Amyotrophic lateral sclerosis (ALS) and frontotemporal dementia (FTD) are two devastating adult-onset neurodegenerative disorders. No cure exists now for these diseases. Ten percent of ALS patients suffer from a familial form of the disease, while FTD is caused, in 40% of patients, by a genetic defect. In 2011, the most important genetic cause of ALS and FTD was discovered. The causative mutation was a repetition of a piece of non-coding DNA, a so-called tandem repeat, in a gene (C9orf72) with an unknown function.
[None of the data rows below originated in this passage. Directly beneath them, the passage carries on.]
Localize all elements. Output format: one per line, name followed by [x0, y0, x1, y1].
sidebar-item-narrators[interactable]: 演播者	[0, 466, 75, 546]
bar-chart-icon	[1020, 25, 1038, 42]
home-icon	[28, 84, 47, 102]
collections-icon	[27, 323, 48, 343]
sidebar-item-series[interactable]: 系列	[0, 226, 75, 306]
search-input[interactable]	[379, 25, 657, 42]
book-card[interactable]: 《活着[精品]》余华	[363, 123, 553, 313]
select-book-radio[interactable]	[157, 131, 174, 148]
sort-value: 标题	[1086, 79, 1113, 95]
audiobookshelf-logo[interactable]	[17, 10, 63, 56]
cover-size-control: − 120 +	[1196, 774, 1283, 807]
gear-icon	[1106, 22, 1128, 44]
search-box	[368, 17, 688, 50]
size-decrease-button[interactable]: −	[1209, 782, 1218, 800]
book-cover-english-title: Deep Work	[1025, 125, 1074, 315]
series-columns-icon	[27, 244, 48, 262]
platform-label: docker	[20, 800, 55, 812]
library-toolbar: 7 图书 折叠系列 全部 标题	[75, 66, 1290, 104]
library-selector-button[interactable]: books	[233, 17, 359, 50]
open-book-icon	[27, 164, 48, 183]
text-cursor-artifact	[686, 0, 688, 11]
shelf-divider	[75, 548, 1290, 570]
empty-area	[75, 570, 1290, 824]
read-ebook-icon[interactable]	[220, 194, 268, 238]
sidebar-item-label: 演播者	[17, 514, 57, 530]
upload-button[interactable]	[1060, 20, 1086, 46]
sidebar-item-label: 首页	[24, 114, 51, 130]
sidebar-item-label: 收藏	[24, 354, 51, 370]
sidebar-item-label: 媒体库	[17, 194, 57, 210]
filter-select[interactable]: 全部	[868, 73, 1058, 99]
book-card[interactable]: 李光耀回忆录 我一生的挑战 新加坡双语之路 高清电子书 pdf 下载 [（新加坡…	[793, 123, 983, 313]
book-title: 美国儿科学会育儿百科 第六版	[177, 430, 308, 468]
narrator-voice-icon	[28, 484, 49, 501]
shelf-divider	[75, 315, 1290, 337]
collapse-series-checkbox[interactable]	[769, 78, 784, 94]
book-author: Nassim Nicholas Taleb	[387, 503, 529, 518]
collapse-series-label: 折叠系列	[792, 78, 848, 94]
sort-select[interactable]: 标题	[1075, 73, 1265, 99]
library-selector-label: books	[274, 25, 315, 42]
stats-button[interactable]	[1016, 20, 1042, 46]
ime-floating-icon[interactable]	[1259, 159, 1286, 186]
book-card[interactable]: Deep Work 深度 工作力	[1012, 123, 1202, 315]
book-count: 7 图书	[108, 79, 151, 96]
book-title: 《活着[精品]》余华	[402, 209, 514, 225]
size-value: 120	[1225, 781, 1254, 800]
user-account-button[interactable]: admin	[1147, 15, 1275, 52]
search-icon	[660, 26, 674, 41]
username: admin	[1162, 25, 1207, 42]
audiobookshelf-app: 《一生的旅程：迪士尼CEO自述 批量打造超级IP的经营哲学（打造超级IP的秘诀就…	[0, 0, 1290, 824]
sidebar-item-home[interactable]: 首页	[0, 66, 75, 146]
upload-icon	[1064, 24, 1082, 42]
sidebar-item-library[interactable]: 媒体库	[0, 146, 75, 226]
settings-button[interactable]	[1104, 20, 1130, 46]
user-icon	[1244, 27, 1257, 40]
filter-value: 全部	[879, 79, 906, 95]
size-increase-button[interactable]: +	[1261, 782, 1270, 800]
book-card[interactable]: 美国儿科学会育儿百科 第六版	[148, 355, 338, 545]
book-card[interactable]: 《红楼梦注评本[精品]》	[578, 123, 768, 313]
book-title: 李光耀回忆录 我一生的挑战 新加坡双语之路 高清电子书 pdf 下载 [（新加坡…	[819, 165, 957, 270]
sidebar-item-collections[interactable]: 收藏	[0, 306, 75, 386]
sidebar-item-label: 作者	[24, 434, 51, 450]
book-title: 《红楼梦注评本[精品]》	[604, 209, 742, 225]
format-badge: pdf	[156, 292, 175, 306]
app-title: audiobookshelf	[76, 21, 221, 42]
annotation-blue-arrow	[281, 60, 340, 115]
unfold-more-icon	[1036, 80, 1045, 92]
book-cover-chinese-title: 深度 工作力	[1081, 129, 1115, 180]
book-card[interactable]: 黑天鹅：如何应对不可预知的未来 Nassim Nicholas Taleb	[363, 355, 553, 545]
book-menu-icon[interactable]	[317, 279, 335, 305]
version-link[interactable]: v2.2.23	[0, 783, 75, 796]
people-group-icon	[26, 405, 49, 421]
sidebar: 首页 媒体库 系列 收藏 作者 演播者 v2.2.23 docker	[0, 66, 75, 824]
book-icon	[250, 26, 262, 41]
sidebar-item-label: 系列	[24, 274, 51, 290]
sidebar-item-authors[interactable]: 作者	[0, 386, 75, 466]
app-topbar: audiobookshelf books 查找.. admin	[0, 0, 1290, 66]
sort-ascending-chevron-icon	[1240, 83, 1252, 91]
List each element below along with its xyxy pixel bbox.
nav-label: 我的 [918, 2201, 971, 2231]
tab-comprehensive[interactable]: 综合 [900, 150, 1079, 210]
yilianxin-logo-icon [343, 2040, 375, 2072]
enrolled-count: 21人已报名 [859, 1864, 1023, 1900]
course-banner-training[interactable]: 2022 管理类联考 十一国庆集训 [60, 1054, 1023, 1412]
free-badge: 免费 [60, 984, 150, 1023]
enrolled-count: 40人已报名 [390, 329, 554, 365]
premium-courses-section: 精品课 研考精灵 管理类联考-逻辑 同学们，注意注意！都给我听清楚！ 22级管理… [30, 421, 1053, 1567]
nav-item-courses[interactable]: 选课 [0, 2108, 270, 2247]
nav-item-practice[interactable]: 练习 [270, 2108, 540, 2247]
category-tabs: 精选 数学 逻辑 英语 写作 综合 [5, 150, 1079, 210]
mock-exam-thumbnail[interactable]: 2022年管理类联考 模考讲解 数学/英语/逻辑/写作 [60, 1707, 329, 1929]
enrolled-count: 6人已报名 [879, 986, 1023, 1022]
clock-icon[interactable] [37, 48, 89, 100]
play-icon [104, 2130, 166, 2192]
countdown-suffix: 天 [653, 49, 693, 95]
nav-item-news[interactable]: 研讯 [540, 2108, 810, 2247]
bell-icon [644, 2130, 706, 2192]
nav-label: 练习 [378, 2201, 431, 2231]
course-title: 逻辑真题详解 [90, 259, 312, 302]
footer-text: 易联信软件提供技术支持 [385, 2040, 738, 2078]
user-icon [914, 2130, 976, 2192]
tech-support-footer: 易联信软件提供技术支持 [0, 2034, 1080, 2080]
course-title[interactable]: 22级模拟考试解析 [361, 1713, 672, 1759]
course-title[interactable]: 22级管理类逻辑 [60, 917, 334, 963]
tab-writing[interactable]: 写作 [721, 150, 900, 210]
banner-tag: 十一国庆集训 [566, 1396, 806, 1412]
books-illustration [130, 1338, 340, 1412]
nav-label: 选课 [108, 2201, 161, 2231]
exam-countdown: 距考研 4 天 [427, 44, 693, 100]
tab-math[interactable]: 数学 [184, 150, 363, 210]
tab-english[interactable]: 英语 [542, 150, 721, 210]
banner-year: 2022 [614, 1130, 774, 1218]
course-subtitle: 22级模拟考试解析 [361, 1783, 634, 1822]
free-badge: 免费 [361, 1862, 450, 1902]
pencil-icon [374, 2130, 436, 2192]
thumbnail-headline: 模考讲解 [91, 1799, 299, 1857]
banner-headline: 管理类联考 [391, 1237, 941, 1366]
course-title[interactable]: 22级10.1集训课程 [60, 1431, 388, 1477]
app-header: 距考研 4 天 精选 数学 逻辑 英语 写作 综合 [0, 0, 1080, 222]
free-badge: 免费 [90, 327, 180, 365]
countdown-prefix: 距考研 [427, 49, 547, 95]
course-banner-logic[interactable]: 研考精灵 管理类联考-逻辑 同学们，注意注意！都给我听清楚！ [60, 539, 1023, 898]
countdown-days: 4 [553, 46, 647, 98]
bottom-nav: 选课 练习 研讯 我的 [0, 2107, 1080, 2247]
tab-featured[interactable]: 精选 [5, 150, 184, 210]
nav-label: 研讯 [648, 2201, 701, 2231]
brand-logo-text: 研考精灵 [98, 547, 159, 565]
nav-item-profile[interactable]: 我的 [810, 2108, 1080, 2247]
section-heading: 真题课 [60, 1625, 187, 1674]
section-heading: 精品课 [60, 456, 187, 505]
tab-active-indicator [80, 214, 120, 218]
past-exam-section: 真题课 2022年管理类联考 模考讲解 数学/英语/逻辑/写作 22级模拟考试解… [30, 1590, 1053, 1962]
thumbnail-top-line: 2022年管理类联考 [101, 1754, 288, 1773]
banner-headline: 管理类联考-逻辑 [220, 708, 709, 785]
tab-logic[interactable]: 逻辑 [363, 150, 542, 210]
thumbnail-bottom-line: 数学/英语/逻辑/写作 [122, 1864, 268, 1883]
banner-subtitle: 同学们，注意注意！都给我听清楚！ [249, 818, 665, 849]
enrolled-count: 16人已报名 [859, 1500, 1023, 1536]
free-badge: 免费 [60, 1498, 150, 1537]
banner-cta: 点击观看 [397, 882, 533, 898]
A team of scientists from the Vesalius Research Center and the University of Leuven (VIB/KU Leuven) in Belgium have now discovered that proteins translated from this tandem repeat interfere with the nucleo-cytoplasmic transport and they have found that this interference is essential for causing ALS and FTD. The findings are described in a new article published online on February 12, 2016 in Scientific Reports. The open-access article is titled “Drosophila Screen Connects Nuclear Transport Genes to DPR Pathology in c9ALS/FTD.” An earlier paper by the group and published in Nature Neuroscience also bore on the subject of nucleo-cytoplasmic transport in ALS and FTD. Professor Ludo Van Den Bosch (VIB/KU Leuven): “This is the first time that we see a role for nucleocytoplasmic transport for these specific forms of ALS and FTD. Moreover, these insights have a solid basis, because they come from four different scientific angles. It is an important next step in our understanding of these terrible diseases.” In ALS, motor neurons in the motor cortex, brainstem, and spinal cord are affected, while in FTD, cortical neurons in the frontotemporal cortex of the brain degenerate. Patients can have a clinical presentation that is predominantly motor (ALS), predominantly frontotemporal (FTD), or a mixture of both (ALS-FTD).